All next of kin are entitled to be given general guidance and information when they come into contact with health and care services. Although healthcare professionals are subject to a duty of confidentiality concerning the patient’s illness or other personal circumstances, they are always permitted to speak with you as the patient’s next of kin. For example, healthcare professionals may provide general information such as:
- Contact details for the health service
- Procedures, staff and services
- The possibility of applying for assistive aids, welfare technology, etc.
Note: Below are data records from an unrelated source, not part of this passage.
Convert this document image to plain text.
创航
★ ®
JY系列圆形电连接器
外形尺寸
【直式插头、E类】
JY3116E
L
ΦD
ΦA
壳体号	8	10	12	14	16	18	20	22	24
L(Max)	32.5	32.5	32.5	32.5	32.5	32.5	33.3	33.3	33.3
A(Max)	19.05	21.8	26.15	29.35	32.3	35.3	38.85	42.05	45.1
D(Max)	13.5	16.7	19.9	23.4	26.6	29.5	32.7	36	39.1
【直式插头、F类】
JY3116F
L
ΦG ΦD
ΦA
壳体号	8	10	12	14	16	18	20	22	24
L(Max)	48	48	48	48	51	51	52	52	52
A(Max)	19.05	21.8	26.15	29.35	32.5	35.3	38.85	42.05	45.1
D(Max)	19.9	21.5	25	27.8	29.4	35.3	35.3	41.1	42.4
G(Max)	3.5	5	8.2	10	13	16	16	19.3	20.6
- Legislation, case handling and rights
- Services available to next of kin, children and adults
- Information concerning user and next of kin organisations
Healthcare professionals will not breach their duty of confidentiality by listening to a patient’s next of kin. Healthcare professionals will also not breach their duty of confidentiality by talking to you about information you are already aware of. If you have been informed of the patient’s diagnosis, healthcare professionals can talk generally about the causes of the condition, symptoms, normal treatment and prognosis without breaching their duty of confidentiality.
Right to receive training and guidance
If you as a next of kin provide care which involves particularly demanding tasks, you will be entitled to receive the necessary guidance and training from the municipality. When your municipality considers what constitutes particularly demanding care, the municipality will place greatest emphasis on:
- scope (hours per month)
- physical and psychological burden of the work
- whether the work must be done regularly or periodically
- duration of care
- whether you have a duty of care
- whether you have incurred a loss of income as a result
The guidance and training will enable you as a next of kin to provide the care recipient with appropriate care and help you look after your own health and life situation.
You might for example receive training and guidance regarding the care recipient's illness or disability, such as learning how to control diabetes or what a dementia diagnosis entails. You might also receive training on how to perform certain tasks, such as heavy lifting or stress management training.
The municipality must decide when you as next of kin need training and guidance which lasts more than 14 days.
Right to information concerning the patient's health and healthcare
As next of kin, you will be entitled to be given information to the extent that the patient permits it (consents).
The patient or user will decide who their closest next of kin are and can designate more people as next of kin if appropriate. He or she can also change who they have chosen as their next of kin.
The age of majority under health law is 16 years. Patients over the age of 16 can generally make decisions concerning their own health data, and healthcare professionals will be subject to a duty of confidentiality. The patient’s consent therefore determines what information you as next of kin are entitled to receive. For example, the patient may consent to you receiving information about a single episode of the disease, a diagnosis or an injury.
Right to access the patient's medical record
The rules concerning the right of next of kin to be given information concerning the patient's healthcare also cover the patient’s medical records. The patient’s consent determines what information in their medical records you can gain access to. As next of kin, you will also be entitled to see the patient’s medical records after their death, unless there are specific reasons why you should not be given such access.
The patient's right to access medical record information from you as next of kin
When you as next of kin disclose information to the health service, the information will be added to the patient’s medical records if it is relevant and necessary for the patient’s healthcare. The patient will be entitled to access their own medical records, and this right normally also covers information provided by others, e.g. next of kin.
The patient may be denied access to such information out of consideration for the next of kin, or if giving the patient access to the information could put the life or health of the patient at risk.